J Clin Med. 2022 Jan 20;11(3):526. doi: 10.3390/jcm11030526.
the geographical similarities of the Dutch 2007-2010 Q fever outbreak and the start of the 2020 coronavirus disease 19 (COVID-19) outbreak in the Netherlands raised questions and provided a unique opportunity to study an association between infection and the outcome following SARS-CoV-2 infection.

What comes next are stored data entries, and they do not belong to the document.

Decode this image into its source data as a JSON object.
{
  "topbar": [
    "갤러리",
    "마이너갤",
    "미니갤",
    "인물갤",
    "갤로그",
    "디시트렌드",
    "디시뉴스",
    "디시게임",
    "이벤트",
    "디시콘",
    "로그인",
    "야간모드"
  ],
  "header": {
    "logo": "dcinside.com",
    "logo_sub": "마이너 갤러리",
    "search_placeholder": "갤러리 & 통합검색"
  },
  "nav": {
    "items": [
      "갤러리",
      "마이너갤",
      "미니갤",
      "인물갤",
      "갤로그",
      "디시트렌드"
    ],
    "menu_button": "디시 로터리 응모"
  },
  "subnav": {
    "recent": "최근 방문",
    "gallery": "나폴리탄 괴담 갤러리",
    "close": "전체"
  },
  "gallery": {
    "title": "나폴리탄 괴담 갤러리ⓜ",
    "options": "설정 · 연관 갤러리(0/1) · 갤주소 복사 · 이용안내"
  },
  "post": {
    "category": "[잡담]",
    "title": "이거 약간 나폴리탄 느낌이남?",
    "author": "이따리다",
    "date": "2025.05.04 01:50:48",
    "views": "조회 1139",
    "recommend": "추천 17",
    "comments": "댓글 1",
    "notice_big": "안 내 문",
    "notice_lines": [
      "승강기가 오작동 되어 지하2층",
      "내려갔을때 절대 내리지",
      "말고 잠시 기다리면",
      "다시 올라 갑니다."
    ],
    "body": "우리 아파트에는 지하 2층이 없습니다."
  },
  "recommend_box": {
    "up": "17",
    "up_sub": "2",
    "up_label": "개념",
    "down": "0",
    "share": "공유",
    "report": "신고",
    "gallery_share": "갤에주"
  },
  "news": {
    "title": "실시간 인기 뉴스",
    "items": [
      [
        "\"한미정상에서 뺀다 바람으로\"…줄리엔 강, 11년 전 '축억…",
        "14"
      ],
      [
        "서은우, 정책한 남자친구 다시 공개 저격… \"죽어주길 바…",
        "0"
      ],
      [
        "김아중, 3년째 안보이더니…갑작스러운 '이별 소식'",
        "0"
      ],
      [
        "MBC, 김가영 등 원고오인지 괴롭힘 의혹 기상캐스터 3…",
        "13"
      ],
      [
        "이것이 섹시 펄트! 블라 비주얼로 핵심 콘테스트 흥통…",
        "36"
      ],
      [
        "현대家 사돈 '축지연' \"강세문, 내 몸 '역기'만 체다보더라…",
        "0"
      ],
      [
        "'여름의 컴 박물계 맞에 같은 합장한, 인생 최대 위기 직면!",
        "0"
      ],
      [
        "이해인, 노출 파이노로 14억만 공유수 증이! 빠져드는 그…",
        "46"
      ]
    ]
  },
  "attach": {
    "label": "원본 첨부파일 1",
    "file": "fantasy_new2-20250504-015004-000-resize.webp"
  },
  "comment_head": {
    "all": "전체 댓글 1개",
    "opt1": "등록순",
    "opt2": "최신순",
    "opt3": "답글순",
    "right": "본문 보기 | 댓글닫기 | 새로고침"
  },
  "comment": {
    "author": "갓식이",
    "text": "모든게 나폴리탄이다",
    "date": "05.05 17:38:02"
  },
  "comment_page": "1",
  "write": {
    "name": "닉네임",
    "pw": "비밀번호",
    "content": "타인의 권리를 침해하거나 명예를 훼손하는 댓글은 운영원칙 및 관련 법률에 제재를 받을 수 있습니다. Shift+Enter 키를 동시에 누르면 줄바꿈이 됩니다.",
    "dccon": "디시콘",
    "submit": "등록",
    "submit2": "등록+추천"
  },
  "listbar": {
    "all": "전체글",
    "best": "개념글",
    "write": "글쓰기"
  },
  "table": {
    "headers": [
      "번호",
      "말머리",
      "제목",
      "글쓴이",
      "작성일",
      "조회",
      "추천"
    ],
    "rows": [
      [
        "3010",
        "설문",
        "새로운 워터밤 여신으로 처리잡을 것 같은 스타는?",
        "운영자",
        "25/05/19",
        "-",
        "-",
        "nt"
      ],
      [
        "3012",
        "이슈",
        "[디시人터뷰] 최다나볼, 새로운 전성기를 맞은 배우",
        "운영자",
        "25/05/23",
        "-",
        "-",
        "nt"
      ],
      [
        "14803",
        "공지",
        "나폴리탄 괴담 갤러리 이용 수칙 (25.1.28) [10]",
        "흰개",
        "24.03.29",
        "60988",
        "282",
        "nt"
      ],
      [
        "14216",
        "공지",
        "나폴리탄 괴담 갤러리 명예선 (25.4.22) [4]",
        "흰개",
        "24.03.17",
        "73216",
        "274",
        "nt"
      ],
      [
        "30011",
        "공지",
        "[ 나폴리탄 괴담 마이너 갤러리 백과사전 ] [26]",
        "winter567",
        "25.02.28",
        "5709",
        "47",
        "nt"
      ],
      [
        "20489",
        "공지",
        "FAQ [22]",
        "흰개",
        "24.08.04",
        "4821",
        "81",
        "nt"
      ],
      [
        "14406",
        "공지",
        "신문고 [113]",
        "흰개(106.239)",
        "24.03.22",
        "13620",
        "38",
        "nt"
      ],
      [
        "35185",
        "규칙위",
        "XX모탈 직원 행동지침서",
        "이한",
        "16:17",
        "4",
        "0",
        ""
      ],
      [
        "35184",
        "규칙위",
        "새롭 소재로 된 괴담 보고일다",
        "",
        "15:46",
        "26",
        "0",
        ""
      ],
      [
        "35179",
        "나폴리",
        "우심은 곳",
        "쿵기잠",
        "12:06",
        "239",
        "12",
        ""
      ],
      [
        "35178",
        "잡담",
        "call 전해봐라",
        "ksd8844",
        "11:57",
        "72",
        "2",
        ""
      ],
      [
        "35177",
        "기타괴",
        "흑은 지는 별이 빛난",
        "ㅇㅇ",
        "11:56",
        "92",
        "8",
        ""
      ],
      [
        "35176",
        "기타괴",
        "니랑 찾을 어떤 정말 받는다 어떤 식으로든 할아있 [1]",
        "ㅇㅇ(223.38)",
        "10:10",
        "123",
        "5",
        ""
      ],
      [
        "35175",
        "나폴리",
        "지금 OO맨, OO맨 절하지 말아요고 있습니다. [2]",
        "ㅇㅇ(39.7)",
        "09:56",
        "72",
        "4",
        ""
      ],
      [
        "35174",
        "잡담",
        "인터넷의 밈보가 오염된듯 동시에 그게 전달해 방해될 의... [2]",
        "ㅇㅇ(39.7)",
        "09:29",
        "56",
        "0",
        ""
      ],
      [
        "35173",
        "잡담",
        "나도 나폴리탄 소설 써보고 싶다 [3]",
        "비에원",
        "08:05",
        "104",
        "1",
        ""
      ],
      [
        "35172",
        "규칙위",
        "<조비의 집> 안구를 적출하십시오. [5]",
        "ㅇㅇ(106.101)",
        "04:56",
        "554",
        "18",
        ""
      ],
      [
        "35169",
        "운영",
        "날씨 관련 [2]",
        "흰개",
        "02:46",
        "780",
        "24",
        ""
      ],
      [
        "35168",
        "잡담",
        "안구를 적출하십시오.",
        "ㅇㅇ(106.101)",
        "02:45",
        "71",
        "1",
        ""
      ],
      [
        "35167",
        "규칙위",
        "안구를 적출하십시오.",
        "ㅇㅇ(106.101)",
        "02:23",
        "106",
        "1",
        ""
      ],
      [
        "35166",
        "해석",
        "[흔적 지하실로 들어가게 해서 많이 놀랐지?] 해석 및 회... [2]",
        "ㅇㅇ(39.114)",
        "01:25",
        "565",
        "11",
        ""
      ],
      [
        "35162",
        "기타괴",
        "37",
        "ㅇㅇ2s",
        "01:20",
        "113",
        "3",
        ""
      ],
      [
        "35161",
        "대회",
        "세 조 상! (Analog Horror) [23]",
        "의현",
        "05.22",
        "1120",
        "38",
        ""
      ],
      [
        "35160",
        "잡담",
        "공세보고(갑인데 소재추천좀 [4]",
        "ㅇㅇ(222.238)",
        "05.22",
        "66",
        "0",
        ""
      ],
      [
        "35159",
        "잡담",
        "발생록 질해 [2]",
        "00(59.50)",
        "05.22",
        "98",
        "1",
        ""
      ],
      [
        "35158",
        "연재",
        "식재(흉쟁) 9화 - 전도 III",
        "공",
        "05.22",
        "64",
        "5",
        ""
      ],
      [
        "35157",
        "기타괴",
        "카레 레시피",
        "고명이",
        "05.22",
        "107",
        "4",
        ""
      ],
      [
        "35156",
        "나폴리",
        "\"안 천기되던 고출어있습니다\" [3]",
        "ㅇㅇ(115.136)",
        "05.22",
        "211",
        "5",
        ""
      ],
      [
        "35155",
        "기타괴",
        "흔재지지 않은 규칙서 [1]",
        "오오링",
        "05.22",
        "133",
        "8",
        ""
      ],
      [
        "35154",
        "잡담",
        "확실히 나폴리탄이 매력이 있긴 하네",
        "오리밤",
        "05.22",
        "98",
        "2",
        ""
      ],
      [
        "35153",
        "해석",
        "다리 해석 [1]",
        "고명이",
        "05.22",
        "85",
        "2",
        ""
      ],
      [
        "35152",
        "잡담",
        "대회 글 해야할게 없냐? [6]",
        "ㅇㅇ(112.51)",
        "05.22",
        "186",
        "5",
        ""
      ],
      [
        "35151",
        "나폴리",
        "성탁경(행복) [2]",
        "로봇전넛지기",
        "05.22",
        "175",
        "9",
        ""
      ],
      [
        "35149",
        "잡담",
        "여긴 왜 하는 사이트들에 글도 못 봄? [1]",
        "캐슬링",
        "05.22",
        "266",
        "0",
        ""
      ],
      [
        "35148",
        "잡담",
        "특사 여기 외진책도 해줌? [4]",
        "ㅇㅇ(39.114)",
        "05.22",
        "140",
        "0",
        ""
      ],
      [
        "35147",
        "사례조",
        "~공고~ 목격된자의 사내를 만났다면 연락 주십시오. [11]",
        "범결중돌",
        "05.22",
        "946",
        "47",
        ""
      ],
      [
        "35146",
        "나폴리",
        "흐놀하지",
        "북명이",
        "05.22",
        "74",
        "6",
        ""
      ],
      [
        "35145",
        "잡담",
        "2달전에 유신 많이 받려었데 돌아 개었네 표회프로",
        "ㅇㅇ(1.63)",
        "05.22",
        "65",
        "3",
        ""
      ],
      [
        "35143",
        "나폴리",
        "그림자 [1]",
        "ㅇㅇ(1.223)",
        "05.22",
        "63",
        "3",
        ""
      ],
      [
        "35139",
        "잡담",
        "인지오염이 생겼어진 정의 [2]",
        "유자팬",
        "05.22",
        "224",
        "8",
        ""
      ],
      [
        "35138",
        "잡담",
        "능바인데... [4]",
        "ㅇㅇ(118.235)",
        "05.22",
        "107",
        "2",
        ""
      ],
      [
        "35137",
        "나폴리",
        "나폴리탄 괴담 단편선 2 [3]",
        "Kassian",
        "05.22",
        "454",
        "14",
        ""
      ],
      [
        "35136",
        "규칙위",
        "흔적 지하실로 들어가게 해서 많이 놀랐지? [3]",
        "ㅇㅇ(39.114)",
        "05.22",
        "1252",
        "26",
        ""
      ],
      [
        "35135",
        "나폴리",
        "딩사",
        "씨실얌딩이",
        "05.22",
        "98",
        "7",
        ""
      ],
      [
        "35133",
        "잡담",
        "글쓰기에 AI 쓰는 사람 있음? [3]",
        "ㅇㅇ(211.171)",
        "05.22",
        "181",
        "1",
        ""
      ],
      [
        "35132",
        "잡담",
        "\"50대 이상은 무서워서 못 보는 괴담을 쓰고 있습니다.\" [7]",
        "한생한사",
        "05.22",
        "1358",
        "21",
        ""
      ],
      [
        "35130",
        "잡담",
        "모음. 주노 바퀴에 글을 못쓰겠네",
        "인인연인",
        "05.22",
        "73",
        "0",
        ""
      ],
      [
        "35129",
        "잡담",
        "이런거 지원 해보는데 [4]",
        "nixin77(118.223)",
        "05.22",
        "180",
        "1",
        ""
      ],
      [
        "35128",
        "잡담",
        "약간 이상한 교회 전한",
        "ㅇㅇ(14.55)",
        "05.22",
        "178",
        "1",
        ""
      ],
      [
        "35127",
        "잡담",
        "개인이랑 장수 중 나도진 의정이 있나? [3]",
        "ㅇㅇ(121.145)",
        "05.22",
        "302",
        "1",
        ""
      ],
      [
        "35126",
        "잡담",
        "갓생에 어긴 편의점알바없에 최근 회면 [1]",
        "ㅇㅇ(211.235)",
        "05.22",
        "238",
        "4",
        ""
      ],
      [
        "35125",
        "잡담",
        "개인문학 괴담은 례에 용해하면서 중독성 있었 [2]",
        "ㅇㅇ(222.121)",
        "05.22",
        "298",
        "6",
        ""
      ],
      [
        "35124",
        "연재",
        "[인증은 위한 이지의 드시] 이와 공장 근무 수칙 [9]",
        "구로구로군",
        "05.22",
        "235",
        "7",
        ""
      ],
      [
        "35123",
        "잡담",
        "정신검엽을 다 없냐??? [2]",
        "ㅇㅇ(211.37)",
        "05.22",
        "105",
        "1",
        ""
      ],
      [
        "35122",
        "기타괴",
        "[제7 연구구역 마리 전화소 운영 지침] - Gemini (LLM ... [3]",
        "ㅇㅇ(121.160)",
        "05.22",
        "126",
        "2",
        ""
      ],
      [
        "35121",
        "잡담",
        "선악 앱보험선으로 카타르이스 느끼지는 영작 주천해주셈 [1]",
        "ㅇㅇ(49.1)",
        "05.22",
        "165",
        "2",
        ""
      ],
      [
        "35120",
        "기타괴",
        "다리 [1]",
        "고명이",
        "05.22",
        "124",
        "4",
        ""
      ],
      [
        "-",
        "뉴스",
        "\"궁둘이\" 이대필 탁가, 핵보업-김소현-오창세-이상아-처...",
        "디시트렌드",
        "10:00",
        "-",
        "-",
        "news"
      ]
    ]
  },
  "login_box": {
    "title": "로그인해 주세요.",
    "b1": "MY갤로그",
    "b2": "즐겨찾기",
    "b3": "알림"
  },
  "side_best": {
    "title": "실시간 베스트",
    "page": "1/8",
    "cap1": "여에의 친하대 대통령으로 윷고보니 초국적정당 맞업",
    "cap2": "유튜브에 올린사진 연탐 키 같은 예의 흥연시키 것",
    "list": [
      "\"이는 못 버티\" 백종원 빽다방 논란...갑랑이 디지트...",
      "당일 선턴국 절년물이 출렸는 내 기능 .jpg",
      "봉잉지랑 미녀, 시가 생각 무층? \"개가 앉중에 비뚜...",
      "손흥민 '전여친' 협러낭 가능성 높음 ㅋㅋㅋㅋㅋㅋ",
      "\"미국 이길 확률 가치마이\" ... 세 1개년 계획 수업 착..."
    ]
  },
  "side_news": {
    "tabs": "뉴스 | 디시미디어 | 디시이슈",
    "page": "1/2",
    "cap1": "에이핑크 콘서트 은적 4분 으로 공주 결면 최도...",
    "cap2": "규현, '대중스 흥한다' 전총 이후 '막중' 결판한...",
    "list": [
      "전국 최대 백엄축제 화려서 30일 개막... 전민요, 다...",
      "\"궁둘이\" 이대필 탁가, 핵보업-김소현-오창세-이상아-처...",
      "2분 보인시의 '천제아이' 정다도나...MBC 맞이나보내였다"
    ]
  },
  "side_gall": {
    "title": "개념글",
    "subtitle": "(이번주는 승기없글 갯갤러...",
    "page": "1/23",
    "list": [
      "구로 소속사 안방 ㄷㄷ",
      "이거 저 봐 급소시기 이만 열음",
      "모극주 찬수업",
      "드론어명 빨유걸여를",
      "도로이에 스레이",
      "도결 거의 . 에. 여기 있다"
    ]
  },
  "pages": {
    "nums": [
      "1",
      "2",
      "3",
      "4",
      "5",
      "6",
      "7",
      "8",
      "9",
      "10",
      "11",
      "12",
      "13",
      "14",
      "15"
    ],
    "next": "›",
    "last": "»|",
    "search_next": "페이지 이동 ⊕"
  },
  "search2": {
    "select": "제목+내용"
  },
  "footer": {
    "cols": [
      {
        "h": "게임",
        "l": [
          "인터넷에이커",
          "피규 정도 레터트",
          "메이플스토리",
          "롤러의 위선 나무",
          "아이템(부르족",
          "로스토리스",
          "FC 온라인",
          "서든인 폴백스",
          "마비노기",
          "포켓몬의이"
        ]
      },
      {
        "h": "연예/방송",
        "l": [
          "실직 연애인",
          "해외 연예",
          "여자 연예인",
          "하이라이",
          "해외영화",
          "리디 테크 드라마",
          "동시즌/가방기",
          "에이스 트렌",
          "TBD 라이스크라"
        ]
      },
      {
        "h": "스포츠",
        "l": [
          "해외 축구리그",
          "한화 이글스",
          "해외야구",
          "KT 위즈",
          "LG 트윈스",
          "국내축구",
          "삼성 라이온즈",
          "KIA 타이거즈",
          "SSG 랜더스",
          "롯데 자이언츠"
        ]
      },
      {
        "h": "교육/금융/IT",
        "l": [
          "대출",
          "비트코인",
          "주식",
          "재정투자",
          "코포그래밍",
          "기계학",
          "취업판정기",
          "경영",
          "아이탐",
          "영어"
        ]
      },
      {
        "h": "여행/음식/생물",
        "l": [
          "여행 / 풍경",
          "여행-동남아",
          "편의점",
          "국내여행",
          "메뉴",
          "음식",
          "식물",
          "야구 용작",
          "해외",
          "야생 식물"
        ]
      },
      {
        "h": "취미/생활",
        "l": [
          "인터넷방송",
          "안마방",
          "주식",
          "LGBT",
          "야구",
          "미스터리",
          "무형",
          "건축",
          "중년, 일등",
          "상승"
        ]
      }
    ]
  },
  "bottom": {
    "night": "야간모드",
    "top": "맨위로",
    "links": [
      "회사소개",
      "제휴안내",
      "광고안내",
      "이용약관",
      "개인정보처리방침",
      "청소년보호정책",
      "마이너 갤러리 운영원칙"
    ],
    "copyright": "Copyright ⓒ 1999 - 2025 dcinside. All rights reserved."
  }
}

We performed a retrospective cohort study in two Dutch hospitals. We assessed evidence of previous infection in COVID-19 patients diagnosed at the ED during the first COVID-19 wave and compared a combined outcome of in-hospital mortality and intensive care unit (ICU) admission using adjusted odds ratios (OR).
In total, 629 patients were included with a mean age of 68.0 years. Evidence of previous infection was found in 117 patients (18.6%). The combined primary outcome occurred in 40.2% and 40.4% of patients with and without evidence of previous infection respectively (adjusted OR of 0.926 (95% CI 0.605-1.416)). The adjusted OR of the secondary outcomes in-hospital mortality, ICU-admission and regular ward admission did not show an association either.
no influence of previous infection on the risk of ICU admission and/or mortality for patients with COVID-19 presenting at the ED was observed.
荷兰2007 - 2010年Q热疫情的地理分布情况与2020年荷兰冠状病毒病19(COVID - 19)疫情的起始情况存在相似之处,这引发了诸多问题,并提供了一个独特的机会来研究感染与严重急性呼吸综合征冠状病毒2(SARS-CoV-2)感染后结局之间的关联。
我们在荷兰的两家医院进行了一项回顾性队列研究。我们评估了在第一波COVID - 19疫情期间于急诊科确诊的COVID - 19患者既往感染的证据,并使用调整后的比值比(OR)比较了住院死亡率和重症监护病房(ICU)收治率的综合结局。
总共纳入了629例患者,平均年龄为68.0岁。在117例患者(18.6%)中发现了既往感染的证据。有和没有既往感染证据的患者中,综合主要结局的发生率分别为40.2%和40.4%(调整后的OR为0.926(95%可信区间0.605 - 1.416))。次要结局中的住院死亡率、ICU收治率和普通病房收治率的调整后OR也未显示出关联。
未观察到既往感染对在急诊科就诊的COVID - 19患者的ICU收治风险和/或死亡率有影响。